Another interesting finding of our study was that, at each level of flow rate, lung sounds recorded in the left lung were significantly higher than in the right lung. This intrinsic right/left acoustic asymmetry has been previously reported during tidal breathing [29] and was explained by the effect of mediastinal structures and airway geometry on airflow turbulence [1, 30, 31], particularly due to the curvature of the left bronchus. Our study further validates these findings at different levels of flow rate. Moreover, the lack of significant difference related to variables such as age, height, weight and BMI may be explained by the relatively high homogeneity of the enrolled population. Finally, the repeatability of the VRI measurement obtained in our study was comparable with previous reports in healthy individuals [29] as well as mechanically ventilated patients [7].

One of the limitations of our study is the elevated standard deviations detected in all the analyses related to amplitude of sound energy. This variability, also observed in earlier studies [6], may be explained by the algorithm used to calculate lung sound energy as the sum of squared amplitudes in a 0.17 second window. Variability of measurements could also be related to lung parenchymal sound absorption which may differ for each individual. Another limitation includes the lack of enrollment of female patients compared to male patients due to the measurement procedure requiring exposing the bare back. Since gender-related differences in lung sounds have been reported [32], it could have been interesting to further study the impact of gender in the airflow-sound relationship. Finally, sound filtering to a band-pass of 150-250Hz may have reduced the information as lung sound characteristics are contained in other frequency bands, especially above 250Hz.
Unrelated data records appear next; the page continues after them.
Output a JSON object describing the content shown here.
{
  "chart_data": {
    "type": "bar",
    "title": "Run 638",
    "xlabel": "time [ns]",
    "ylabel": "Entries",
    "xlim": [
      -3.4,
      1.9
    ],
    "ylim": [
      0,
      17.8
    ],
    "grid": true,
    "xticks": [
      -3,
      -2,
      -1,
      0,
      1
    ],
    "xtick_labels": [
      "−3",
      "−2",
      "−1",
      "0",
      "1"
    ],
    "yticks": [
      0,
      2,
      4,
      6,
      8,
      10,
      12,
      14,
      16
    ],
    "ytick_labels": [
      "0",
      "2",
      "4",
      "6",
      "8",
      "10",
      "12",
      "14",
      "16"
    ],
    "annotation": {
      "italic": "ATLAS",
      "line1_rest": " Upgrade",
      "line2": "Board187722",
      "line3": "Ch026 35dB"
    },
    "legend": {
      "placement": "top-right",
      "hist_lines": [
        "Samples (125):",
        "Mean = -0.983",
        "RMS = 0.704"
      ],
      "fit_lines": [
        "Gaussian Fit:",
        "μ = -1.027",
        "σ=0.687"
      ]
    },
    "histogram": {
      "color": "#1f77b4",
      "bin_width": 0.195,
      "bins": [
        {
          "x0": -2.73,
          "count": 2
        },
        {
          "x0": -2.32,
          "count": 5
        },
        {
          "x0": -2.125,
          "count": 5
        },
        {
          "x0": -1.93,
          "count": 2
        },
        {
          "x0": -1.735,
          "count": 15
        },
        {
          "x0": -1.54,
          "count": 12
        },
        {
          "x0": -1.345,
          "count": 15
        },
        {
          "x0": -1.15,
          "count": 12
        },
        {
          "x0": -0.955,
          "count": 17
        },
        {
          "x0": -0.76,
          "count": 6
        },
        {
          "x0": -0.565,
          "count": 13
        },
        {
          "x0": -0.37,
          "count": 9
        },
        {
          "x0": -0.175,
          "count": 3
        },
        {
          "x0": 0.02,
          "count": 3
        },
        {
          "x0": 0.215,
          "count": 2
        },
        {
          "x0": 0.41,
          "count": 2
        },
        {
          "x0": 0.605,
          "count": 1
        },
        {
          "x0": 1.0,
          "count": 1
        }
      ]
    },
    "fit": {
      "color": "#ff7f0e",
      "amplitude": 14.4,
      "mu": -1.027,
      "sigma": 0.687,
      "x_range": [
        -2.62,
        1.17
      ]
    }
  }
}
Despite these limitations, the results obtained in this study are of particular interest since they can be used in future development of dedicated algorithms based on difference between predicted regional lung sound energies (calculated based on applied flow) and recorded energy values in diseased lungs. This could aid in the diagnosis of sound-increasing pathologies (such as consolidations) or sound-decreasing pathologies (such as atelectasis). Furthermore, the ability to differentiate between the functionality of two lungs separately could be useful in pre-transplant state [33]. Comparison between normal and diseased lungs [34-37] should be further investigated in the perspective of these findings, particularly in patients with chronic obstructive pulmonary disease or asthma [38-40].


As demonstrated in this study, the effect of flow rate on normalized acoustic maps appeared to be minimal when not connected with changes in regional distribution of airflow. However, a certain level of flow rate may be necessary in order to standardize normalized acoustic maps obtained with VRI. Furthermore, the correlation between amplitude of lung sound energy and airflow raised to the third power may be of particular clinical value when predicting the expected (normal) sound energy measured from each lung region and comparing it to the actual measurement. This may be of importance when evaluating asymmetric sound distribution or when assessing treatment efficiency. This should be further investigated in diseased lungs as well as on mechanically ventilated patients.


MY and RL were employees of Deep Breeze, Ltd. at the time of the study. SL has a consultant agreement that includes honoraria and stock options (no current monetary value) with Deep Breeze Ltd and he was sponsored by GE Healthcare, Deep Breeze’s distributor worldwide, to give lectures in academic meetings. YAG is an employee of Deep Breeze Ltd. and has stock options (no current monetary value).